Written by Paul Courtney
Origin story of FAIR
We now have technologies that can store massive amounts of data in data warehouses and data lakes. And yet, one of the most vexing problems our customers still have is to actually find and use the data they require to conduct business in the most efficient and expeditious manner. Data assets are often developed locally, with formats and terminologies known only to the direct owners of the data asset, and so they are separated by distance and technology. Even with the expansion of data centers, entities have not pooled their data but instead have merely created larger, still disconnected, data silos. This comes from an old mindset that any data asset is created only for a single purpose and no thought or planning is put into further use of that data.
The problem of siloed data has persisted in the science community despite efforts over the last 15 years to identify the root causes (technical and organizational) and address them. However, an initiative that began at a meeting in 2014 resulted in the publication of a set of principles, called FAIR, in 2016 that seem to have been able to make progress.
The short version of the FAIR data principles is:
- Findable – can you locate a data asset as easily as you can a library book using the electronic card catalog?
- Accessible – if you know where the asset is, can you use a standard internet browser to navigate to a URL, download the asset and view it without requiring special software?
- Interoperable – does the data use standard terminologies and formats?
- Reusable – if the previous answers are “Yes”, then this means that the data asset is reusable
These four “pillars” are expanded to 15 FAIR data principles and 14 metrics along with some examples that you can find here.

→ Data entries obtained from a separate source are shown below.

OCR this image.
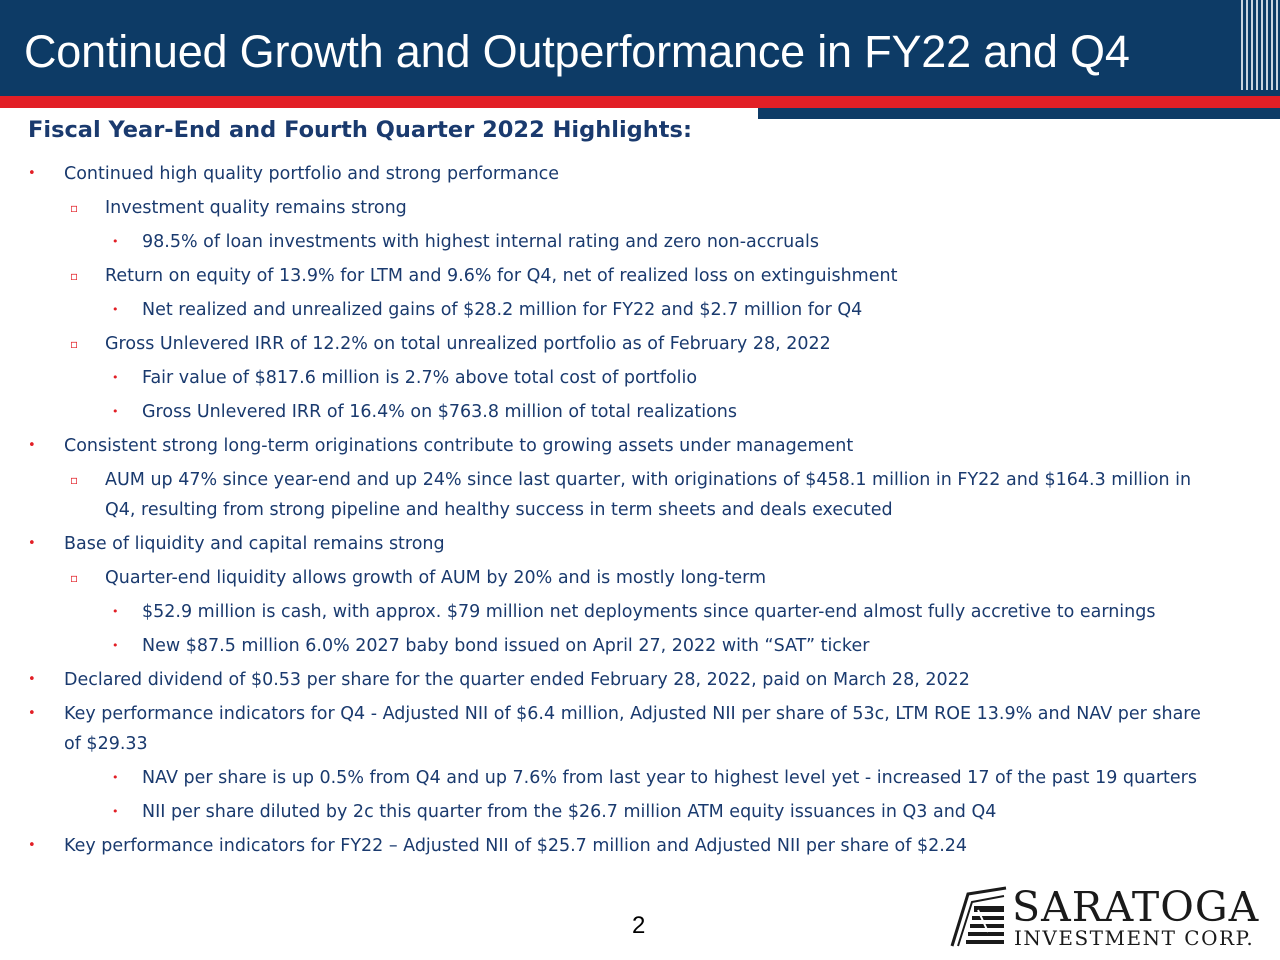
Continued Growth and Outperformance in FY22 and Q4
Fiscal Year-End and Fourth Quarter 2022 Highlights:
• Continued high quality portfolio and strong performance
▫ Investment quality remains strong
• 98.5% of loan investments with highest internal rating and zero non-accruals
▫ Return on equity of 13.9% for LTM and 9.6% for Q4, net of realized loss on extinguishment
• Net realized and unrealized gains of $28.2 million for FY22 and $2.7 million for Q4
▫ Gross Unlevered IRR of 12.2% on total unrealized portfolio as of February 28, 2022
• Fair value of $817.6 million is 2.7% above total cost of portfolio
• Gross Unlevered IRR of 16.4% on $763.8 million of total realizations
• Consistent strong long-term originations contribute to growing assets under management
▫ AUM up 47% since year-end and up 24% since last quarter, with originations of $458.1 million in FY22 and $164.3 million in Q4, resulting from strong pipeline and healthy success in term sheets and deals executed
• Base of liquidity and capital remains strong
▫ Quarter-end liquidity allows growth of AUM by 20% and is mostly long-term
• $52.9 million is cash, with approx. $79 million net deployments since quarter-end almost fully accretive to earnings
• New $87.5 million 6.0% 2027 baby bond issued on April 27, 2022 with “SAT” ticker
• Declared dividend of $0.53 per share for the quarter ended February 28, 2022, paid on March 28, 2022
• Key performance indicators for Q4 - Adjusted NII of $6.4 million, Adjusted NII per share of 53c, LTM ROE 13.9% and NAV per share of $29.33
• NAV per share is up 0.5% from Q4 and up 7.6% from last year to highest level yet - increased 17 of the past 19 quarters
• NII per share diluted by 2c this quarter from the $26.7 million ATM equity issuances in Q3 and Q4
• Key performance indicators for FY22 – Adjusted NII of $25.7 million and Adjusted NII per share of $2.24
2	SARATOGA
INVESTMENT CORP.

Rich metadata (data describing data) is a key aspect of “FAIRifying” data. For instance, in order for data to be Findable, it is not enough to simply locate the data asset– metadata about the asset should describe the context, quality and characteristics of the data. It is important to know something about the quality of the data (completeness, when last updated, what formats used), how the data asset was created (if the dataset was the result of data integration, what were the original sources?) and perhaps who the owner is in case one has any questions about the data. The metadata can then be stored in a data catalog to inform users in their search for data.
The Role of Tamr Unify in FAIRification
Tamr Unify can capture information about the input data sources as part of the ingestion process for upstream provenance.
Tamr also has metadata available about its own internal processes:
- Schema mapping from input data sources to the target schema
- Any transformations applied to the data to create the unified dataset
For data quality:
- Data profile and quality measures of the unified dataset key attributes such as percentage null, most frequent values, maximum, minimum
- Statistics about Mastered data, such as the percentage of labeled pairs, and Tamr’s Precision, Recall & Accuracy
Statistics about Classified data, such as average confidence, total verified records, percentage verified records
For data description:
- Upon ingestion of input data sources, the characteristics of those sources, such as curator, last time updated, and terminologies and standards used, can be made part of the input dataset metadata
The output dataset from Tamr Unify is placed in the data repository as a data asset and the metadata is captured and made available to a data catalog for ingestion. This metadata is exactly what is needed to FAIRify the data asset and “facilitate knowledge discovery by assisting humans and machines in their discovery of, access to, integration and analysis of, task-appropriate…data and their associated algorithms and workflows.” As you can see, all kinds of data can be FAIRified, not just life science data but mastered vendor lists, classified spare parts and mastered customer lists.